The Organisation of Petroleum Exporting Countries (OPEC) in its Monthly Oil Market Report (MOMR) for April, 2022, released on Tuesday, showed that Nigeria’s crude oil production declined average of 22,000 barrel per day in March 2022 to 1,238million barrels per day (bpd) based on direct source and 1,354mbpd( secondary sources to OPEC) from February 1,258mbpd(direct source) and 1,378Mbpd(secondary source).
According to OPEC’s secondary sources, total OPEC-13 crude oil production averaged 28.56 mb/d in March 2022, higher by 57 tb/d m-o-m. Crude oil output increased mainly in Saudi Arabia, Kuwait and the UAE, while production in Libya, Nigeria and Congo declined.
The OPEC Monthly Oil Market Report (MOMR) covers major issues affecting the world oil market and provides an outlook for crude oil market developments for the coming year. The report provides a detailed analysis of key developments impacting oil market trends in world oil demand, supply as well as the oil market balance.
The report noted that Nigeria’s average production in 2020, 2021 and 2021( first Quarter 2022) was 1,575mbpd, 1,372mbpd and 1,382mbpd respectively.
OPEC in data obtained by direct communication from Nigeria showed that the country in January 2022 produced 1,399mbpd, in February production averaged 1,258mbpd, and in March 2022, production was 1,238mbpd.
The report claimed the country’s crude production for January, February and March 2022, stood at 1,413 mbpd, 1,378Mbpd and 1,354mbpd respectively from OPEC’s secondary sources.
This however showed that Nigeria’s crude oil production reduced by 20 thousand barrels per day (tb/d) between February and March, whereas it reduced by 141,000 bpd between January and February, 2022.
According to secondary sources, total OPEC-13 crude oil production averaged 28.56 mb/d in March 2022, higher by 57 tb/d m-o-m. Crude oil output increased mainly in Saudi Arabia, Kuwait and the UAE, while production in Libya, Nigeria and Congo declined.
Crude oil futures prices soared in March extending the previous month’s large gains. The market continued to be driven by rising concerns about a potential large oil supply shortage amid escalating geopolitical tensions in Eastern Europe, as well as supply disruptions in the Caspian.
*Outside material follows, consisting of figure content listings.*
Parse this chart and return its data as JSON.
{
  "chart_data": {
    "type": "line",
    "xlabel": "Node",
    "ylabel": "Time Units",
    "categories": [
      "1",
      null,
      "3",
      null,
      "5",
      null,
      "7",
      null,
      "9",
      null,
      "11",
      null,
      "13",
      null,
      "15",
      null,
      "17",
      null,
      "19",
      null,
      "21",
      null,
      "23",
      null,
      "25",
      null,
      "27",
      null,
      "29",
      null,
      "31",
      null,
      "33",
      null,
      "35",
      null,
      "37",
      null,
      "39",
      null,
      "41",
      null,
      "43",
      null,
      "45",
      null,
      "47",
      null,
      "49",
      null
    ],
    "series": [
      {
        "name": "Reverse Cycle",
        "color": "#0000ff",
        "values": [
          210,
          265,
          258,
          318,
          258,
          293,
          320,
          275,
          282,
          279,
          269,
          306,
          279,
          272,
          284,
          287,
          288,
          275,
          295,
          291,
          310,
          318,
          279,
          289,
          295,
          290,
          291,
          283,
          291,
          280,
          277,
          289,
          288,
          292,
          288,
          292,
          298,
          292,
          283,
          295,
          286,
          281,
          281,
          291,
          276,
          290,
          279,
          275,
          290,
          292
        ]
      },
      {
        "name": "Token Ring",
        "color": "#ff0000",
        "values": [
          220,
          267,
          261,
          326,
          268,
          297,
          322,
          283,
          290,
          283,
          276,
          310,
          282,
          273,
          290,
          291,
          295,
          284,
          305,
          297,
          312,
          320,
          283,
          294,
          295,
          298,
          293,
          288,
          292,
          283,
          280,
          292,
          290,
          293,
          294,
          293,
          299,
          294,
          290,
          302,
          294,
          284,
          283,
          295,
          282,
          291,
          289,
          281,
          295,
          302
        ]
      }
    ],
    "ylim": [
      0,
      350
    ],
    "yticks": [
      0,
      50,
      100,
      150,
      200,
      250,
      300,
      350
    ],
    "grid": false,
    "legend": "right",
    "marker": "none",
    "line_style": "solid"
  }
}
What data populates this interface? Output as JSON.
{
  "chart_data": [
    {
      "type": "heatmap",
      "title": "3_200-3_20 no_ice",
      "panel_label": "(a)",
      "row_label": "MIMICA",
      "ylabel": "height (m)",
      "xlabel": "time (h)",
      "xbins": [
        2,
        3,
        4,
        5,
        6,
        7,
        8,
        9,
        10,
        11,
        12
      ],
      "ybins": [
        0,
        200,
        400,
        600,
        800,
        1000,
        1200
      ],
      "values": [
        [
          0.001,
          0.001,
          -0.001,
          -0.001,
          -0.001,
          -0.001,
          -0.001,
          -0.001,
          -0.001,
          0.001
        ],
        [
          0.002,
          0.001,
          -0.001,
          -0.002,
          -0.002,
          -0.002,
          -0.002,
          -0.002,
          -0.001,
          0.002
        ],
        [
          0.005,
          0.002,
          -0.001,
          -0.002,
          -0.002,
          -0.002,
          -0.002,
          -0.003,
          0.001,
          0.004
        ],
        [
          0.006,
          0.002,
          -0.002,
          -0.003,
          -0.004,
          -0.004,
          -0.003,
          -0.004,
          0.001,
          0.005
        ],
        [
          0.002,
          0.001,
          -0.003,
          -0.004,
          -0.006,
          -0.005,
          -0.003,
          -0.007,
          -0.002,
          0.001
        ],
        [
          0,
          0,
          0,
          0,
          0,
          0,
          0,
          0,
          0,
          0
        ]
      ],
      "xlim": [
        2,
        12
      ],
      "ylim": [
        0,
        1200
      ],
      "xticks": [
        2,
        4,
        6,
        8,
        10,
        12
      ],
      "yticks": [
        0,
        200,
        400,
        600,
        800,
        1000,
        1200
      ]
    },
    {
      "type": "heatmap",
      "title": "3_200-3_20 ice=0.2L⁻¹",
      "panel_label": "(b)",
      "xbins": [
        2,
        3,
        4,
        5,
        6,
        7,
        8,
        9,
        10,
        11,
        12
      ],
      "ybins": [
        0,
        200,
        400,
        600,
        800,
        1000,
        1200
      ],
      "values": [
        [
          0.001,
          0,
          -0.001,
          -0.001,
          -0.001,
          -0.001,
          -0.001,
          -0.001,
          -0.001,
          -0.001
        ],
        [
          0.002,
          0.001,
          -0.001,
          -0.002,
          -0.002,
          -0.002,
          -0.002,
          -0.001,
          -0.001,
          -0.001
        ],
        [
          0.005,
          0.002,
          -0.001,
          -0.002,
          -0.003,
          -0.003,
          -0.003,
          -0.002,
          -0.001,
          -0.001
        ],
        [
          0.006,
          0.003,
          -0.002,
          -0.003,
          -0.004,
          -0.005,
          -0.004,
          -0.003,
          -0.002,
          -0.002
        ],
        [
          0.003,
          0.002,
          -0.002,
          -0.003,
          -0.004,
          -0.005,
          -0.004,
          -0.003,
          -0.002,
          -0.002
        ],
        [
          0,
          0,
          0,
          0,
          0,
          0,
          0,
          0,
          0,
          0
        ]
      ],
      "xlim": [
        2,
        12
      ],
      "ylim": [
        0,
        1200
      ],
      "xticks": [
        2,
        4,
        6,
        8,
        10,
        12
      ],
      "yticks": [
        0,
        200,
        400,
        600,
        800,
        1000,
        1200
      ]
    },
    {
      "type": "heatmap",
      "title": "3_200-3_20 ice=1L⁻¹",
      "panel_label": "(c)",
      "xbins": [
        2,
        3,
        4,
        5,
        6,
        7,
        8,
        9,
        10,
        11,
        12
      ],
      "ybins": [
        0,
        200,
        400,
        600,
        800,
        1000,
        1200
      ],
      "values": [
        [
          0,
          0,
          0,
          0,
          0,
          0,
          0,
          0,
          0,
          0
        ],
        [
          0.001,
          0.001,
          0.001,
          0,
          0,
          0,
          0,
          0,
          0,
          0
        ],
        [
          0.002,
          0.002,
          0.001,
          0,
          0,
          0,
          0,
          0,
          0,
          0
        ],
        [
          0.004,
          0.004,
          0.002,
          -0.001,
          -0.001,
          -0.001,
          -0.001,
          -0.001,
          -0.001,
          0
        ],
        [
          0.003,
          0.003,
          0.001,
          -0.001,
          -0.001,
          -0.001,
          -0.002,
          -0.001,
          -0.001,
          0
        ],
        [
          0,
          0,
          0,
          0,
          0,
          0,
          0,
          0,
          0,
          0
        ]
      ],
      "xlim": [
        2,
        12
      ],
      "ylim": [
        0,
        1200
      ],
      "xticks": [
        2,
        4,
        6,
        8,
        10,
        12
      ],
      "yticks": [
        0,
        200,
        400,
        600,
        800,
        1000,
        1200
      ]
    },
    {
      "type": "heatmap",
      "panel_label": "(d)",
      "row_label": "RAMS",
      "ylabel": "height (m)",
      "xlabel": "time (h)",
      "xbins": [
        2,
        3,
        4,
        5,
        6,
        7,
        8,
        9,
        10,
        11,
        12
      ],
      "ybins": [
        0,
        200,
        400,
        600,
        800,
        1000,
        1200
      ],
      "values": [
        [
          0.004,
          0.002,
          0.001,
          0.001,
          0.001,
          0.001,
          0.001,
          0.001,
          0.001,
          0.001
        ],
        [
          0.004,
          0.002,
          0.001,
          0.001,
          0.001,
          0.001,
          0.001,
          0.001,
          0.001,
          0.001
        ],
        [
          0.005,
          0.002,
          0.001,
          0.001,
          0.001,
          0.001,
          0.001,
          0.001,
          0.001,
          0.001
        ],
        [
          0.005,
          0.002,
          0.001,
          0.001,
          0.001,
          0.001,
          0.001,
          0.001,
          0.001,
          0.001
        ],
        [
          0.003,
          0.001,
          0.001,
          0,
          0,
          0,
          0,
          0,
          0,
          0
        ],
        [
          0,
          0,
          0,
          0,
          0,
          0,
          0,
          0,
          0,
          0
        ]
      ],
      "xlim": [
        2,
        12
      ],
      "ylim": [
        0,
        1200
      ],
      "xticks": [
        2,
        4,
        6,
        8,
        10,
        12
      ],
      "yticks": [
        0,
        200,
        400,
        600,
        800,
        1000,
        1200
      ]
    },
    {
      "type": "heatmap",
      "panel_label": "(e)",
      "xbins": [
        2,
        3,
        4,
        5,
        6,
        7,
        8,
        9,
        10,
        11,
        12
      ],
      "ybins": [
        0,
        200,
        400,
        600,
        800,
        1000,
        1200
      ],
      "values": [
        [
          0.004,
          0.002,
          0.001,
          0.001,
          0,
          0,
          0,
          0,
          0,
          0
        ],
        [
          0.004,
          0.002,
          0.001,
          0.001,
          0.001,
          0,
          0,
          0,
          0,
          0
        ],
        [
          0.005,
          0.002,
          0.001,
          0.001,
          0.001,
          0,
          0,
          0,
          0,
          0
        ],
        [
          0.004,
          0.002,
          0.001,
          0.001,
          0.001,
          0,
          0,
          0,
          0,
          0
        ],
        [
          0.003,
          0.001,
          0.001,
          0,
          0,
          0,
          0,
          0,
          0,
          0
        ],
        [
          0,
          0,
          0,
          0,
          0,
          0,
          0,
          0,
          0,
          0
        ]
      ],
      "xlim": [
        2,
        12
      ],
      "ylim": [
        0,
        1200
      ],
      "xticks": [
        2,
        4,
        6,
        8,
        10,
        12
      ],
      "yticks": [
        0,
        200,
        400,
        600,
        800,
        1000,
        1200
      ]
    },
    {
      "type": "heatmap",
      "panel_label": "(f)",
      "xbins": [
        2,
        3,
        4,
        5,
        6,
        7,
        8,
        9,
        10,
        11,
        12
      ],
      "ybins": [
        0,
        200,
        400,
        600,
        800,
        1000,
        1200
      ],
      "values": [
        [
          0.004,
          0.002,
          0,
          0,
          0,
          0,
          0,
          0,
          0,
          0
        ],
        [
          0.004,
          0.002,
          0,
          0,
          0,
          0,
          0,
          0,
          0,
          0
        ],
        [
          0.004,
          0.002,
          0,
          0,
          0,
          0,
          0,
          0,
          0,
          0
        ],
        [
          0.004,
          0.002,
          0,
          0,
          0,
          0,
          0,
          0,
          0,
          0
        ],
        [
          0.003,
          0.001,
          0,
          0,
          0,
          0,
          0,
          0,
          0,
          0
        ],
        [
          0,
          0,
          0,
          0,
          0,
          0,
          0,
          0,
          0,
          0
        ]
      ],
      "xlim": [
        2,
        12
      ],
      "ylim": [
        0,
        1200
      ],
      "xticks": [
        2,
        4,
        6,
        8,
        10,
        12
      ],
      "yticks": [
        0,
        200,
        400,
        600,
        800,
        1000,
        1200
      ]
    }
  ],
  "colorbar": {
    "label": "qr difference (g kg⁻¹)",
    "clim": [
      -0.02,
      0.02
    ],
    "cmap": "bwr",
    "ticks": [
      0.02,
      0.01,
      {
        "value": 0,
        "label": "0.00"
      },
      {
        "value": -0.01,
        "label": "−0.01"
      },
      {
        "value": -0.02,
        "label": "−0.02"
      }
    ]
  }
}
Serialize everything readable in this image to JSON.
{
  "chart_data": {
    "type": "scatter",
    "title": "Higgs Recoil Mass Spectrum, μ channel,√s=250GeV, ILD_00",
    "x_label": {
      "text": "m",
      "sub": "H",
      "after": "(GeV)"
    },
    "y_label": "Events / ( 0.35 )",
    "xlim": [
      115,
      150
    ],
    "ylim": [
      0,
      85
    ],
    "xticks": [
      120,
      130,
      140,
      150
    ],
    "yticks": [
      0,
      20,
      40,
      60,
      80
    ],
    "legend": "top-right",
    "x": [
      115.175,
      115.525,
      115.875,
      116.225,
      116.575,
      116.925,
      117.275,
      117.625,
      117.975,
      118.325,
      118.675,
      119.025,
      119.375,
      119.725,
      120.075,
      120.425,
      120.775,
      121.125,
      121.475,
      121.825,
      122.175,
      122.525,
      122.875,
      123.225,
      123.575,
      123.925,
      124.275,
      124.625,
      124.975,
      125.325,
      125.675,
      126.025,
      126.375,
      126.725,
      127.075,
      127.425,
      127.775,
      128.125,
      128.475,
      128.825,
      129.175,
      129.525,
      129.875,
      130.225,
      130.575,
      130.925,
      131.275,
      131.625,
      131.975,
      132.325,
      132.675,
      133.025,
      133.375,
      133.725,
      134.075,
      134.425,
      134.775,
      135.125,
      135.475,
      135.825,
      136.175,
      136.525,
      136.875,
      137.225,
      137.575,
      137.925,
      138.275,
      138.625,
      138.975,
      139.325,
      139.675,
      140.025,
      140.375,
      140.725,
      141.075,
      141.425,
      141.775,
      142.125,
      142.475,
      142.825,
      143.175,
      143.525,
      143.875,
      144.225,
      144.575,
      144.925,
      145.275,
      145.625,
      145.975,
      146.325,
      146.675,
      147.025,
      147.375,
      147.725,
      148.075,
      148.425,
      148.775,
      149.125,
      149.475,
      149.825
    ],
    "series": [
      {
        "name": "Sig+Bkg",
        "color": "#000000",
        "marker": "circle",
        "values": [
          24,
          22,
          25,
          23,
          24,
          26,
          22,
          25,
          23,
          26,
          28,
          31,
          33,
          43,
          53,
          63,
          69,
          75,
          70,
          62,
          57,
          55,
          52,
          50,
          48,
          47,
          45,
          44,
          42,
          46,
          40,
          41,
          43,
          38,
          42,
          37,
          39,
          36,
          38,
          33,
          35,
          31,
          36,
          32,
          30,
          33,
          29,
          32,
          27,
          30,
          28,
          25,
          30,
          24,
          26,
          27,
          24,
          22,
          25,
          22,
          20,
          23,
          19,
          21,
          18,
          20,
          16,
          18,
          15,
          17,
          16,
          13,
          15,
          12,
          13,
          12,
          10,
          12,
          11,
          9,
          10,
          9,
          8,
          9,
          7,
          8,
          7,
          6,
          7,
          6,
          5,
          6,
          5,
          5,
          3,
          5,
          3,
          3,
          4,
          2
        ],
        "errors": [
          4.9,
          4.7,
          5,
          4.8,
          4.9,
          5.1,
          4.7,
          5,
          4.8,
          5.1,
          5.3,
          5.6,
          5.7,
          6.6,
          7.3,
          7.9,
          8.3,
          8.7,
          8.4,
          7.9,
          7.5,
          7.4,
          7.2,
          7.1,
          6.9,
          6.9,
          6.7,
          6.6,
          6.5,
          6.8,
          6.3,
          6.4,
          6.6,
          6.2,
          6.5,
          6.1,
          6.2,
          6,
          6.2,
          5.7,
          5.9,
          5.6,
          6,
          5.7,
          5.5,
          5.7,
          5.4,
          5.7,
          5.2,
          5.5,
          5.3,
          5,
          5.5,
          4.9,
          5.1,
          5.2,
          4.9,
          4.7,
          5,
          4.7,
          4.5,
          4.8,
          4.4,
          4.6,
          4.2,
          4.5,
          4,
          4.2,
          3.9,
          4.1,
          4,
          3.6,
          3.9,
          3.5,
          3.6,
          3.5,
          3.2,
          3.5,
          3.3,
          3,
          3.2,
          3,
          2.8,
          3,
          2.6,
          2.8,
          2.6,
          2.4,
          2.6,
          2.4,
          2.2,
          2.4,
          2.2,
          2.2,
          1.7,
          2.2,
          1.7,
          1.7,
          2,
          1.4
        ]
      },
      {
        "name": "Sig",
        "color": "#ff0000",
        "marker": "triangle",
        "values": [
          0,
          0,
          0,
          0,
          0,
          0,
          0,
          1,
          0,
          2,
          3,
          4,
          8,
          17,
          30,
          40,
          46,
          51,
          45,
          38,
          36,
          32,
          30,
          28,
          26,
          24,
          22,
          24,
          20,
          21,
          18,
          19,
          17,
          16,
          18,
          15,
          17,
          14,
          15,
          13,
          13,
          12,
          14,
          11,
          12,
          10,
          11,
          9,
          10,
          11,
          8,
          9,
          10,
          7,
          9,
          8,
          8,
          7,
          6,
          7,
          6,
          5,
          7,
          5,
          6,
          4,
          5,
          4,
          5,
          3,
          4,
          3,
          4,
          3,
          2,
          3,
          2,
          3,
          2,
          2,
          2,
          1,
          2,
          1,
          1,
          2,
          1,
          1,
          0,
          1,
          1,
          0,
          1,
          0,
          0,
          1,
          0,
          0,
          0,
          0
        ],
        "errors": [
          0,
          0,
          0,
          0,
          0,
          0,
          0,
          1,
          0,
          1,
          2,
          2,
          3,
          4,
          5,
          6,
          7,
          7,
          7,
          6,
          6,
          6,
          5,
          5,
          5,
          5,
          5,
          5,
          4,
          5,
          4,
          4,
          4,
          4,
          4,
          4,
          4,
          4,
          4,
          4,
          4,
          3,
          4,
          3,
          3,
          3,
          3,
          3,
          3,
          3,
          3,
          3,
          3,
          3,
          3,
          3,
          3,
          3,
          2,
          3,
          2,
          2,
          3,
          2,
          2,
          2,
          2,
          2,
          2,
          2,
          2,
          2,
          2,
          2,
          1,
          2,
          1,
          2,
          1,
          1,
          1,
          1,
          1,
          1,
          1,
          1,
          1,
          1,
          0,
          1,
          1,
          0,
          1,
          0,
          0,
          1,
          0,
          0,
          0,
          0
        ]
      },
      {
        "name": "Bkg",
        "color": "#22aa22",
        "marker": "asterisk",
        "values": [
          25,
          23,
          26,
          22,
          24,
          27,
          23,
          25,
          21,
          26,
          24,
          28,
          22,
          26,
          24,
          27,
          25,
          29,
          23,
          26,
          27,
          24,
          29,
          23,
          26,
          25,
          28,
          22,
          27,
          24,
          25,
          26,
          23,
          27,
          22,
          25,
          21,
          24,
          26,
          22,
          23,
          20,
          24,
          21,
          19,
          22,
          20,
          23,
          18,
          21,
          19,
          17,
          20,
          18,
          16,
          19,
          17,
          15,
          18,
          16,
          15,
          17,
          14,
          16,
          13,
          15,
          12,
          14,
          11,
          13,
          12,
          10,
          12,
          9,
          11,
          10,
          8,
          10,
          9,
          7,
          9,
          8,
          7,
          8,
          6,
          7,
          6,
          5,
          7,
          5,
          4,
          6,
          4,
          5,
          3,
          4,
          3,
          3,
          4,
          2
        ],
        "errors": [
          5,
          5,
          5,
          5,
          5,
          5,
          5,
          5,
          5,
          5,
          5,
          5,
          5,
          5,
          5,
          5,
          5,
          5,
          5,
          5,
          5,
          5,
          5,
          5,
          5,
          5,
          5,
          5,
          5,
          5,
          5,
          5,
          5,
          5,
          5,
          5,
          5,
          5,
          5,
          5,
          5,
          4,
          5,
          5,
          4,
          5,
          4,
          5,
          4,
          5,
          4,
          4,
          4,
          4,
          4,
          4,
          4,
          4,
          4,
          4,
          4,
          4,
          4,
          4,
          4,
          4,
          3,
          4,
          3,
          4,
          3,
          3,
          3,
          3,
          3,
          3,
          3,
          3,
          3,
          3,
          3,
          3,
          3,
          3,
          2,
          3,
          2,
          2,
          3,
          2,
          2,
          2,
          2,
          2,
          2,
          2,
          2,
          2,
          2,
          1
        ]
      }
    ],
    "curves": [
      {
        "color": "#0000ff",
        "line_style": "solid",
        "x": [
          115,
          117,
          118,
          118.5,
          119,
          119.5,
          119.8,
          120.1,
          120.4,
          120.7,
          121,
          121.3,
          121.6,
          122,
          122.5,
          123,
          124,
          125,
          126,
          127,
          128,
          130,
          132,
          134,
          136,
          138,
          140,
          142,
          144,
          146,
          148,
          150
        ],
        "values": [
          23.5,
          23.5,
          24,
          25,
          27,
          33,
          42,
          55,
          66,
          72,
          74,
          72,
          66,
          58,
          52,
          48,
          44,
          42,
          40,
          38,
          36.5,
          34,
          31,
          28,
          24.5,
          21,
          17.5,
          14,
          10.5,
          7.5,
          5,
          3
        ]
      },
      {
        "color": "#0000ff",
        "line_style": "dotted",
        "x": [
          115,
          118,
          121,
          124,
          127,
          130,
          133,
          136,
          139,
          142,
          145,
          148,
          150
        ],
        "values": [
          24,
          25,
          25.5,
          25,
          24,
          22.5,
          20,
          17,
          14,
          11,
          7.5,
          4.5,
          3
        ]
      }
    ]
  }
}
On the economic side, OPEC report revealed that following a contraction of 1.8% y-o-y in 2020, Nigeria’s economy expanded by 3.6% in 2021. This economic recovery according to OPEC is most likely to continue over the course of 2022 with support from improvements in the hydrocarbons sector and energy prices.
The report said, “ Recent official data suggested that the annual inflation rate edged up slightly to 15.7% in February 2022 from 15.6% in January 2022, although food inflation remained elevated. Indeed, higher food costs related to geopolitical tensions could further fuel inflation.
“In March 2022, the overall business improvement softened as Stanbic IBTC Bank Nigeria’s PMI suggested, indeed it dropped to 54.1 from 57.3 in February. Yet, the overall prospects for Nigeria’s short-term economic outlook remain positive, despite concerns over inflationary pressures amid disruptions to global trade flows and supply shortages.
“After many stagnant months, VLCC spot rates finally registered a noticeable increase in March, gaining 28% on average m-o-m, with rates moving higher across all reported routes compared to the previous month. Gains were supported by improving sentiment amid an expected increase in demand for long haul routes, as well as a need to quickly shift toward alternate supply. Rising bunker fuel prices also pressured rates higher.
On the freight side , the report disclosed that vessel movement from Nigeria to Asia spot rates rose 22 percent m-o-m to average WS44 in March. Compared with the same month last year, rates were 26% higher.
Freight rates on the Nigeria and other West African countries to the United States Gulf Coast (USGC) route increased by 28% m-o-m in March to average WS82. Compared with the same month last year, rates were 32% higher
On the Middle East-to-East route, rates rose 26% m-o-m to average WS44 points and were 47% higher y-o-y. Rates on the Middle East-to-West route also increased, up 35% m-o-m to average WS23 points. This represented a y-o-y gain of 10%.
Crude differentials of light and medium sweet crude also rose in the Mediterranean and West African markets in March on robust buying interest from European buyers.
However, the high value of the Brent benchmark compared to other major benchmarks of WTI and Dubai, high freight rates, and a steep Brent backwardation, limited the rise. Crude differentials of Bonny Light, Forcados and Qua Iboe rose on a monthly average in March by 20¢, 49¢, and 58¢, respectively, to stand at premiums of $1.82/b, $2.75/b, and $2.70/b.